CHAPTER XIII—THE INTERMITTENT COURTSHIP

ONLY by long service does one become an artist, but one becomes married by a simple ceremony. It is the tragedy of marriage, which is the most difficult of all the arts, that most people come to it without apprenticeship. Perhaps the popularity of widows as brides is due to the fact that the widow is a widow: that she has been broken in to marriage: that she has not everything to learn: that one, at any rate, of the contracting parties, is expert. There is much to be said for the policy of the “trial trip.”

Courtship, if intimate enough, may be a fairish substitute, bowdlerized, as it were, for a “trial trip,” but when Sam married Ada he knew pitiably little about her.

He thought that she was wonderful. Not only had he to think it, but he actually did think it. He had to think it because only for a prodigy among women could he have treated his mother as he did. He had thought her crazy when she put her hand into the lire, but he knew it was heroic. If she were crazy, it was for love for him, and at the core, he loved her too and felt ashamed of himself, but Ada stood between them, and he was not going to give up Ada. Then he was busy, time wore on, custom blunted the prick of conscience, and it finally became a habit either not to think of Anne at all, or to think comfortably of her as happy enough with Madge.

And he actually thought Ada wonderful because the conditions of his courtship fought for her. He was visibly prospering; he liked prosperity; it was Ada who had initiated his prosperity; and she was glamorous for that. Again, he was very busy in those days with the first steps of his new business, too occupied to play the diligent lover, and saw her very fitfully. So seen, she did not lose the wonder of surprise, but came upon him freshly with each of their meetings, able to parade for each some new attraction from her slender stock of charm. She kept their intercourse egregiously correct, and he thought her mystery was infinite. She hid her shallowness behind affected modesty, knowing that an intimate courtship would discover to him that there was nothing to discover, and attracted by aloofness. It was immensely clever in its short-winded way: a cleverness that lasted the course of courtship, but evaporated when the tape—the altar—was reached. It did not seem necessary to Ada to go on being clever once that ring was on her finger. She was married, she had achieved: she was clever for the spurt, and had no cleverness left, for the Marathon Race. And Sam had many preoccupations in those days which prevented him from thinking too much about Ada.

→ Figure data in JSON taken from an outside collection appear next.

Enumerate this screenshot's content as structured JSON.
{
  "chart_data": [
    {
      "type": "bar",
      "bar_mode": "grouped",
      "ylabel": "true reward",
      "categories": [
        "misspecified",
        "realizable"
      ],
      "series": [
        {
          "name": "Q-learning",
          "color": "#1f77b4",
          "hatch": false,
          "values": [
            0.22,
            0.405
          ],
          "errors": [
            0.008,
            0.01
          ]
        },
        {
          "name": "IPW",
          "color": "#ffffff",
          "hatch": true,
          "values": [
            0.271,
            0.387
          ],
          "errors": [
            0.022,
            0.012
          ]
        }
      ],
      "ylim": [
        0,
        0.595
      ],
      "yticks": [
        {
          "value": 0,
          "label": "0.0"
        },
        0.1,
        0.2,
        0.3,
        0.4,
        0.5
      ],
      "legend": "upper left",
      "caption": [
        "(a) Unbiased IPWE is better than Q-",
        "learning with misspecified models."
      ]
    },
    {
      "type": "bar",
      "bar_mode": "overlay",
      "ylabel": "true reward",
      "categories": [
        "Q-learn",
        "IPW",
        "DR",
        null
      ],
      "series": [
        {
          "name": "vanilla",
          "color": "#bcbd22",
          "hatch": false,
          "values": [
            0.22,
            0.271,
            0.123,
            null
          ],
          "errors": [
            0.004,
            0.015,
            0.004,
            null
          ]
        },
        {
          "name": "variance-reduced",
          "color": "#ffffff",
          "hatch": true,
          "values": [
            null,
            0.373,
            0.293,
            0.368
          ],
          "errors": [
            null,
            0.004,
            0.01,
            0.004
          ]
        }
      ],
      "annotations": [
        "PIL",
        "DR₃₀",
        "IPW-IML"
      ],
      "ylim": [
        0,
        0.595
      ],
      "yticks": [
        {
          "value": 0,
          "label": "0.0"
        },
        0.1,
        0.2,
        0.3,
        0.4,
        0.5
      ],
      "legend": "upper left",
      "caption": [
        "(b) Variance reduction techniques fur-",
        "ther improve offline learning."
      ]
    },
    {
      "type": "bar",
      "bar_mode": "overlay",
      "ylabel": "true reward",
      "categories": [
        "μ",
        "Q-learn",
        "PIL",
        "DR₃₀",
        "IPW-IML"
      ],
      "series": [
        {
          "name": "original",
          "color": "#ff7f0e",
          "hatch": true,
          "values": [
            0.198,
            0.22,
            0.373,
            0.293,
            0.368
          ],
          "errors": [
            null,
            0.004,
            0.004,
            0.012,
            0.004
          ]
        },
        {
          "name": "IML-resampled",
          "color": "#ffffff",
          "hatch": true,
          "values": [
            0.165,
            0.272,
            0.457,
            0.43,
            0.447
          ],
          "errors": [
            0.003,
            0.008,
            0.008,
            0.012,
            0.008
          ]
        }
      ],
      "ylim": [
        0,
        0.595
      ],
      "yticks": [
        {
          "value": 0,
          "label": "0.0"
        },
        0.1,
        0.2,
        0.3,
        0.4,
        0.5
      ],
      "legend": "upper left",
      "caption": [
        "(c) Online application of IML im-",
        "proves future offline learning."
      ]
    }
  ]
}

If he was dull about his courtship, his wits were sharp enough for other matters. He had the satisfaction, almost from the day of its issue, of seeing the pamphlet sell steadily. Very quickly it ceased to be a case of getting his money back, and became merely a question of how many cents per cent he was going to make. His first edition of five thousand (the soi-disant thousand) was rapidly exhausted, and the presses of Carter Meadowbank worked overtime to cope with the demand. He cast bread upon the waters by sending copies to every name in the Clergy List and every Member of Parliament; and did not cast in vain. Free advertisement was lavished upon him. Somehow, he had found one of those times when the social conscience is stirred: he published, without knowing it, opportunely, and the diabolic cleverness of Gerald Adams’ writing steered him safely past the rocks of the Public Prosecutor. It seemed only to stimulate demand when he raised the price to a shilling.

He had no further trouble with the pamphlet. It sold itself, but sitting still watching the wheels go round did not appeal to Sam, who had a thousand pounds to multiply. He hadn’t quite the hardihood to believe that he could multiply his thou sand as rapidly as he had the twenty-five which he paid Adams, but he felt that he was launched as a publisher and had nothing to publish.

His thoughts were diverted from that solecism one day when he went into Carter’s printing-office to speed up the foreman. The foreman admitted that the pace could be improved. “But I dunno, sir, that the boss wants it improved. There’s nothing in to follow this job of yours. You might say you’ve been the saving of Mr. Carter.”